A Multi-View Pipeline and Benchmark Dataset for 3D Hand Pose Estimation in Surgery
- URL: http://arxiv.org/abs/2601.15918v1
- Date: Thu, 22 Jan 2026 12:48:24 GMT
- Title: A Multi-View Pipeline and Benchmark Dataset for 3D Hand Pose Estimation in Surgery
- Authors: Valery Fischer, Alan Magdaleno, Anna-Katharina Calek, Nicola Cavalcanti, Nathan Hoffman, Christoph Germann, Joschua Wüthrich, Max Krähenmann, Mazda Farshad, Philipp Fürnstahl, Lilian Calvet,
- Abstract summary: We propose a robust pipeline for 3D hand pose estimation in surgical contexts.<n>The pipeline integrates reliable person detection, whole-body pose estimation, and state-of-the-art 2D hand keypoint prediction.<n>We introduce a novel surgical benchmark dataset comprising over 68,000 frames and 3,000 manually annotated 2D hand poses.
- Score: 1.120882117110929
- License: http://creativecommons.org/licenses/by-nc-nd/4.0/
- Abstract: Purpose: Accurate 3D hand pose estimation supports surgical applications such as skill assessment, robot-assisted interventions, and geometry-aware workflow analysis. However, surgical environments pose severe challenges, including intense and localized lighting, frequent occlusions by instruments or staff, and uniform hand appearance due to gloves, combined with a scarcity of annotated datasets for reliable model training.
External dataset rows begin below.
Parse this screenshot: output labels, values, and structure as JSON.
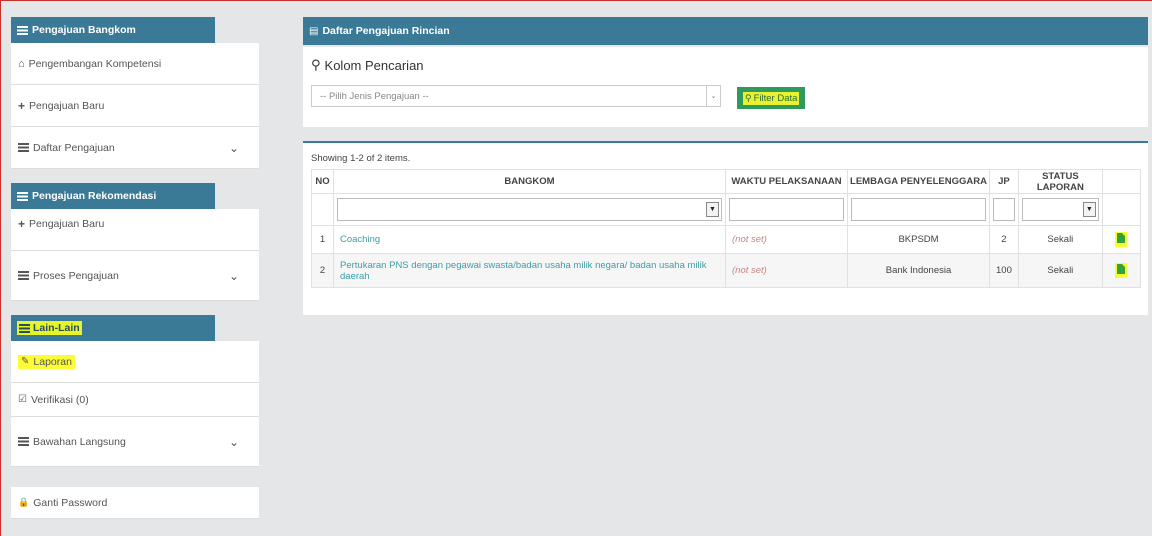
{
  "sidebar": {
    "sections": [
      {
        "title": "Pengajuan Bangkom",
        "items": [
          {
            "label": "Pengembangan Kompetensi",
            "icon": "home-icon"
          },
          {
            "label": "Pengajuan Baru",
            "icon": "plus-icon"
          },
          {
            "label": "Daftar Pengajuan",
            "icon": "list-icon",
            "expandable": true
          }
        ]
      },
      {
        "title": "Pengajuan Rekomendasi",
        "items": [
          {
            "label": "Pengajuan Baru",
            "icon": "plus-icon"
          },
          {
            "label": "Proses Pengajuan",
            "icon": "list-icon",
            "expandable": true
          }
        ]
      },
      {
        "title": "Lain-Lain",
        "items": [
          {
            "label": "Laporan",
            "icon": "edit-icon"
          },
          {
            "label": "Verifikasi ",
            "badge": "(0)",
            "icon": "check-square-icon"
          },
          {
            "label": "Bawahan Langsung",
            "icon": "list-icon",
            "expandable": true
          }
        ]
      }
    ],
    "extra": {
      "label": "Ganti Password",
      "icon": "lock-icon"
    }
  },
  "main": {
    "panel_title": "Daftar Pengajuan Rincian",
    "search": {
      "title": "Kolom Pencarian",
      "select_placeholder": "-- Pilih Jenis Pengajuan --",
      "filter_button": "Filter Data"
    },
    "table": {
      "summary": "Showing 1-2 of 2 items.",
      "headers": [
        "NO",
        "BANGKOM",
        "WAKTU PELAKSANAAN",
        "LEMBAGA PENYELENGGARA",
        "JP",
        "STATUS LAPORAN"
      ],
      "rows": [
        {
          "no": "1",
          "bangkom": "Coaching",
          "waktu": "(not set)",
          "lembaga": "BKPSDM",
          "jp": "2",
          "status": "Sekali"
        },
        {
          "no": "2",
          "bangkom": "Pertukaran PNS dengan pegawai swasta/badan usaha milik negara/ badan usaha milik daerah",
          "waktu": "(not set)",
          "lembaga": "Bank Indonesia",
          "jp": "100",
          "status": "Sekali"
        }
      ]
    }
  },
  "colors": {
    "header": "#3b7a97",
    "filter_button": "#2e9a5c",
    "highlight": "#fbfc35",
    "link": "#3c9ea6"
  }
}
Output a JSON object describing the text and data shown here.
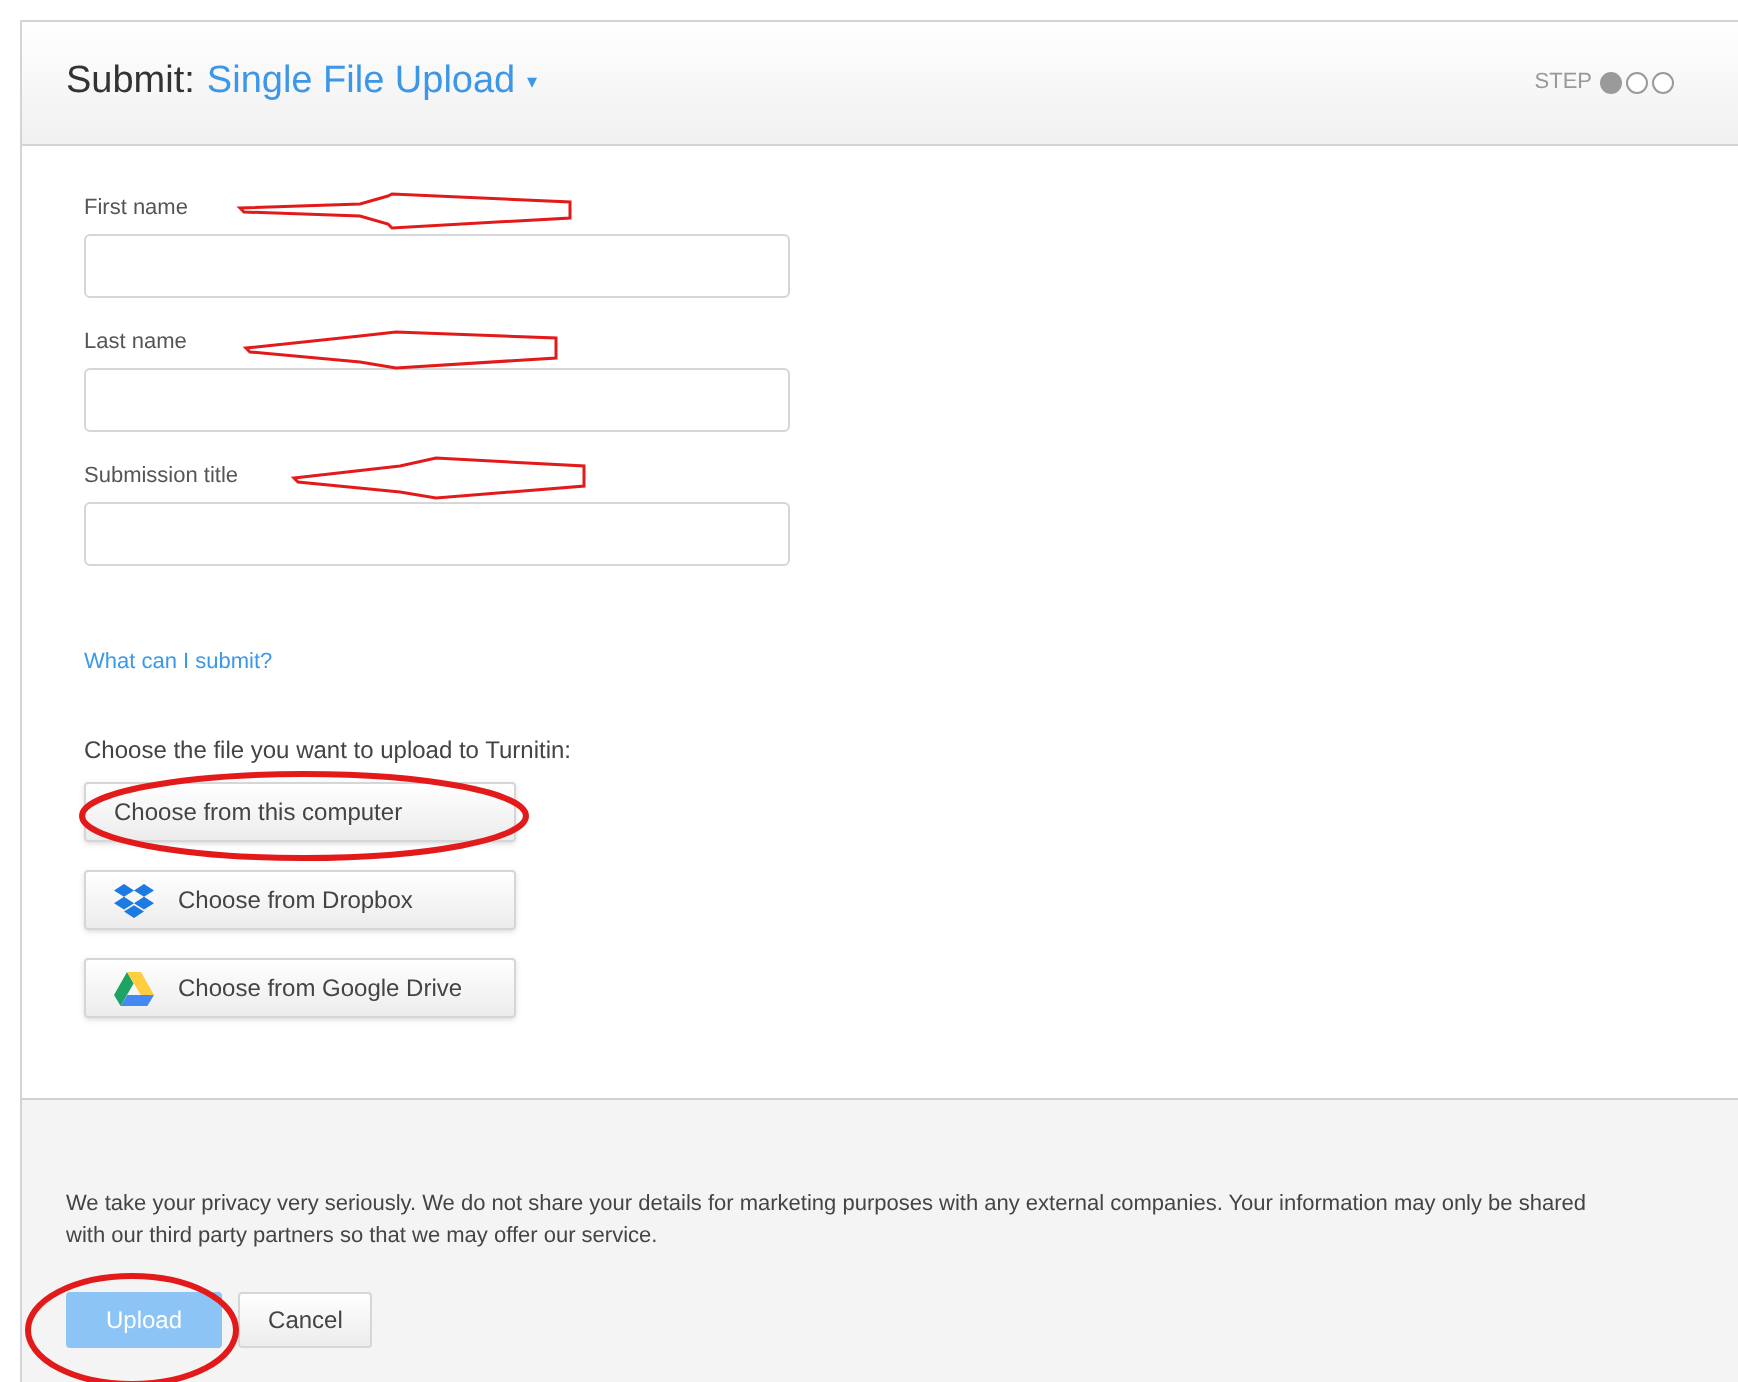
{
  "header": {
    "prefix": "Submit:",
    "title": "Single File Upload",
    "caret": "▾",
    "step_label": "STEP",
    "steps": [
      {
        "filled": true
      },
      {
        "filled": false
      },
      {
        "filled": false
      }
    ]
  },
  "fields": [
    {
      "label": "First name"
    },
    {
      "label": "Last name"
    },
    {
      "label": "Submission title"
    }
  ],
  "help_link": "What can I submit?",
  "choose_prompt": "Choose the file you want to upload to Turnitin:",
  "sources": [
    {
      "kind": "computer",
      "label": "Choose from this computer"
    },
    {
      "kind": "dropbox",
      "label": "Choose from Dropbox"
    },
    {
      "kind": "gdrive",
      "label": "Choose from Google Drive"
    }
  ],
  "privacy": "We take your privacy very seriously. We do not share your details for marketing purposes with any external companies. Your information may only be shared with our third party partners so that we may offer our service.",
  "buttons": [
    {
      "label": "Upload",
      "disabled": true
    },
    {
      "label": "Cancel",
      "disabled": false
    }
  ]
}
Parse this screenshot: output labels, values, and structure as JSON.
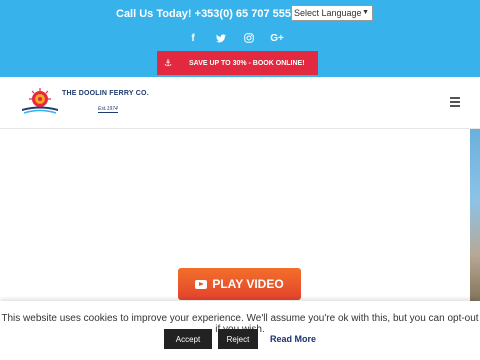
{
  "topbar": {
    "call_text": "Call Us Today! +353(0) 65 707 5555",
    "language_select": "Select Language",
    "social_icons": [
      "facebook-icon",
      "twitter-icon",
      "instagram-icon",
      "google-plus-icon"
    ],
    "promo_text": "SAVE UP TO 30% - BOOK ONLINE!"
  },
  "header": {
    "logo_name": "THE DOOLIN FERRY CO.",
    "logo_est": "Est.1974"
  },
  "hero": {
    "play_label": "PLAY VIDEO"
  },
  "cookie": {
    "message": "This website uses cookies to improve your experience. We'll assume you're ok with this, but you can opt-out if you wish.",
    "accept_label": "Accept",
    "reject_label": "Reject",
    "read_more_label": "Read More"
  },
  "colors": {
    "topbar_bg": "#37b2ea",
    "promo_bg": "#e2293f",
    "play_button": "#e85a2b",
    "brand_navy": "#1f3b72"
  }
}
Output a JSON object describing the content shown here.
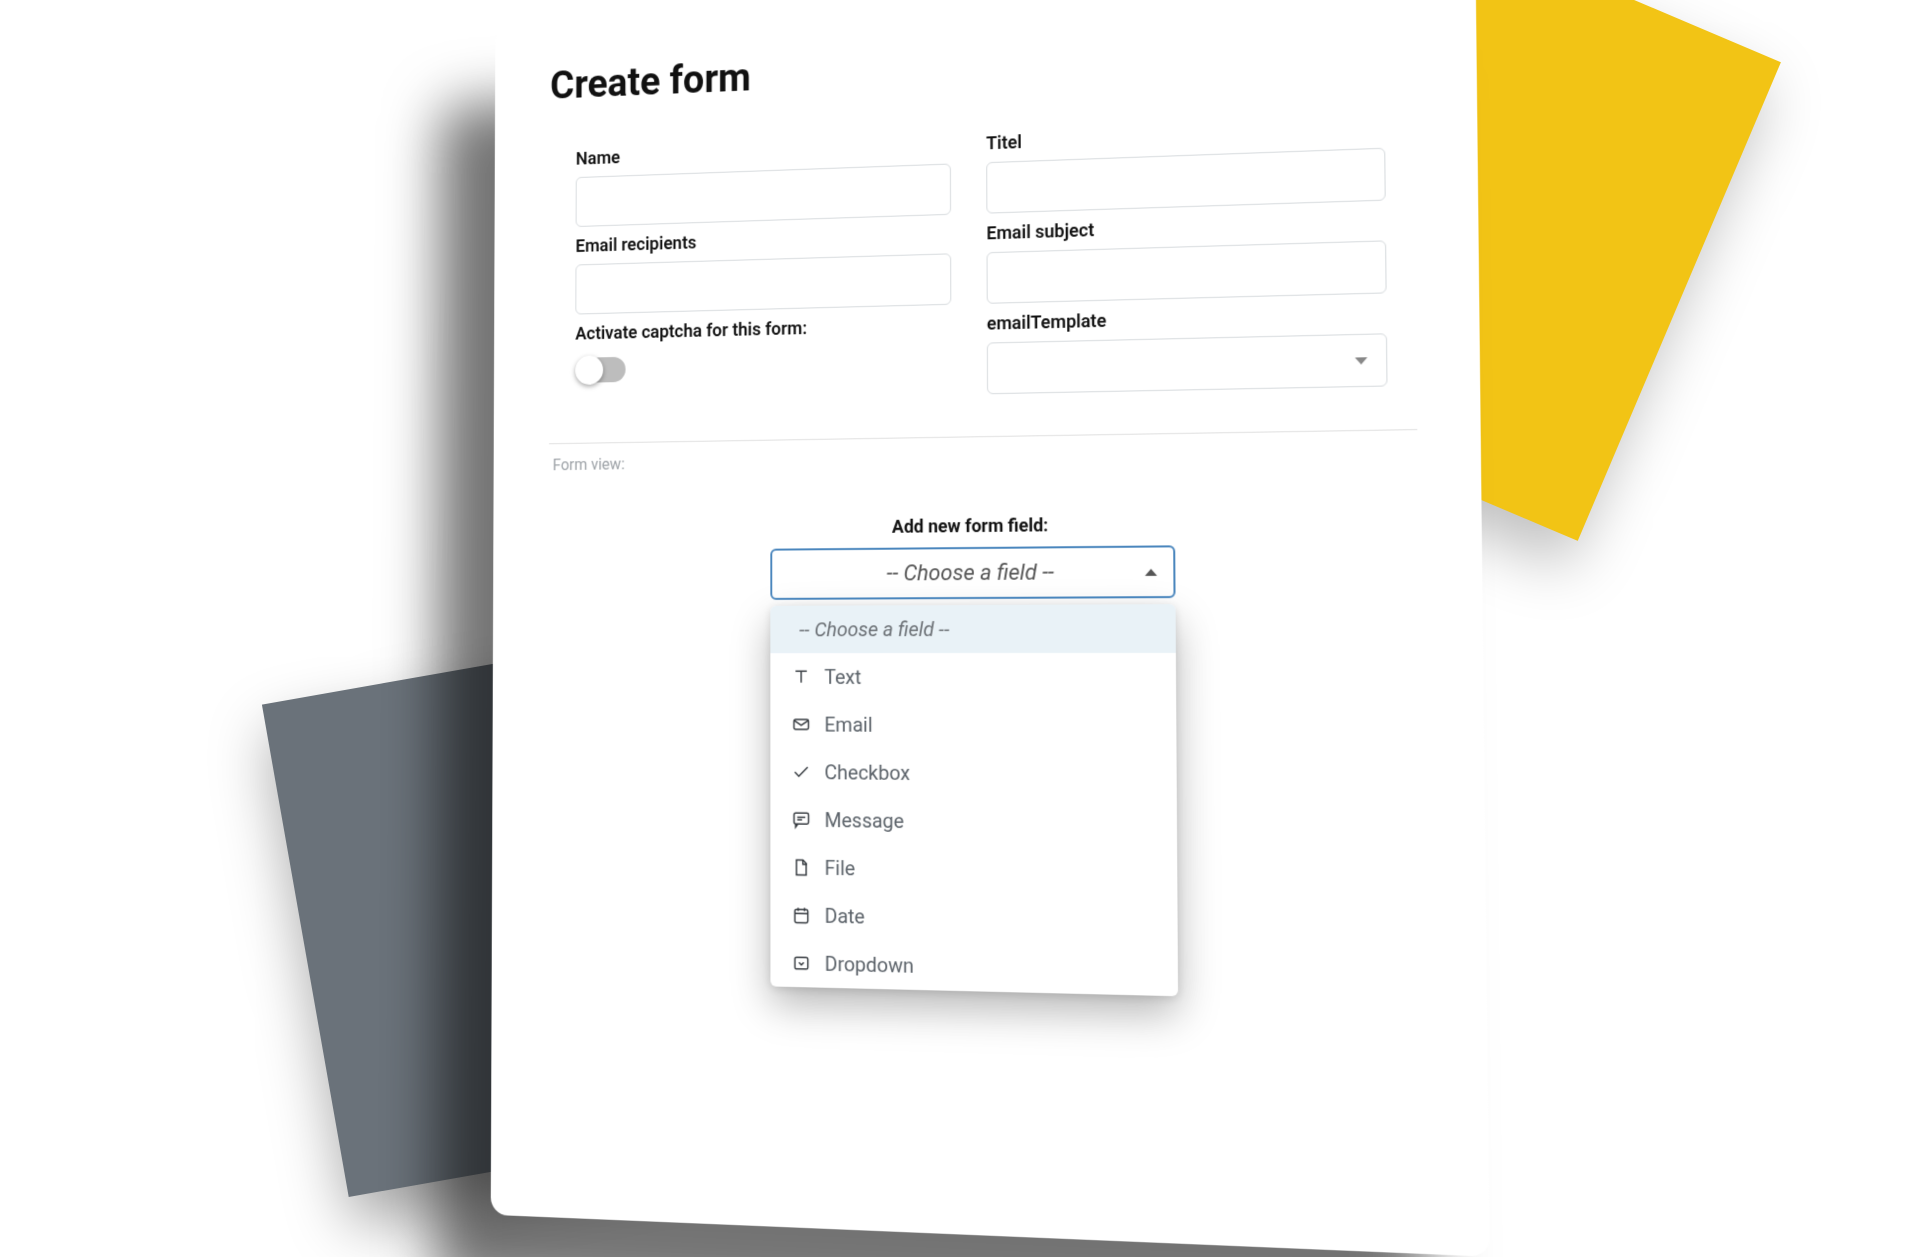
{
  "pageTitle": "Create form",
  "fields": {
    "name": {
      "label": "Name",
      "value": ""
    },
    "titel": {
      "label": "Titel",
      "value": ""
    },
    "emailRecipients": {
      "label": "Email recipients",
      "value": ""
    },
    "emailSubject": {
      "label": "Email subject",
      "value": ""
    },
    "captcha": {
      "label": "Activate captcha for this form:",
      "on": false
    },
    "emailTemplate": {
      "label": "emailTemplate",
      "value": ""
    }
  },
  "formViewLabel": "Form view:",
  "addField": {
    "label": "Add new form field:",
    "placeholder": "-- Choose a field --",
    "options": [
      {
        "icon": "text",
        "label": "Text"
      },
      {
        "icon": "mail",
        "label": "Email"
      },
      {
        "icon": "check",
        "label": "Checkbox"
      },
      {
        "icon": "message",
        "label": "Message"
      },
      {
        "icon": "file",
        "label": "File"
      },
      {
        "icon": "calendar",
        "label": "Date"
      },
      {
        "icon": "dropdown",
        "label": "Dropdown"
      }
    ]
  }
}
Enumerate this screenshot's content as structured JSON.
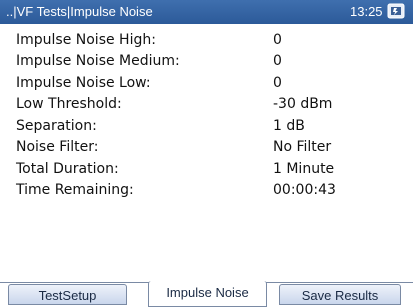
{
  "titlebar": {
    "title": "..|VF Tests|Impulse Noise",
    "time": "13:25"
  },
  "rows": [
    {
      "label": "Impulse Noise High:",
      "value": "0"
    },
    {
      "label": "Impulse Noise Medium:",
      "value": "0"
    },
    {
      "label": "Impulse Noise Low:",
      "value": "0"
    },
    {
      "label": "Low Threshold:",
      "value": "-30 dBm"
    },
    {
      "label": "Separation:",
      "value": "1 dB"
    },
    {
      "label": "Noise Filter:",
      "value": "No Filter"
    },
    {
      "label": "Total Duration:",
      "value": "1 Minute"
    },
    {
      "label": "Time Remaining:",
      "value": "00:00:43"
    }
  ],
  "tabs": [
    {
      "label": "TestSetup",
      "active": false
    },
    {
      "label": "Impulse Noise",
      "active": true
    },
    {
      "label": "Save Results",
      "active": false
    }
  ],
  "icons": {
    "status": "battery-charging-icon"
  },
  "colors": {
    "titlebar": "#2c5a99",
    "tab": "#c9d6ec"
  }
}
Method: We propose a robust multi-view pipeline for 3D hand pose estimation in surgical contexts that requires no domain-specific fine-tuning and relies solely on off-the-shelf pretrained models. The pipeline integrates reliable person detection, whole-body pose estimation, and state-of-the-art 2D hand keypoint prediction on tracked hand crops, followed by a constrained 3D optimization. In addition, we introduce a novel surgical benchmark dataset comprising over 68,000 frames and 3,000 manually annotated 2D hand poses with triangulated 3D ground truth, recorded in a replica operating room under varying levels of scene complexity. Results: Quantitative experiments demonstrate that our method consistently outperforms baselines, achieving a 31% reduction in 2D mean joint error and a 76% reduction in 3D mean per-joint position error. Conclusion: Our work establishes a strong baseline for 3D hand pose estimation in surgery, providing both a training-free pipeline and a comprehensive annotated dataset to facilitate future research in surgical computer vision.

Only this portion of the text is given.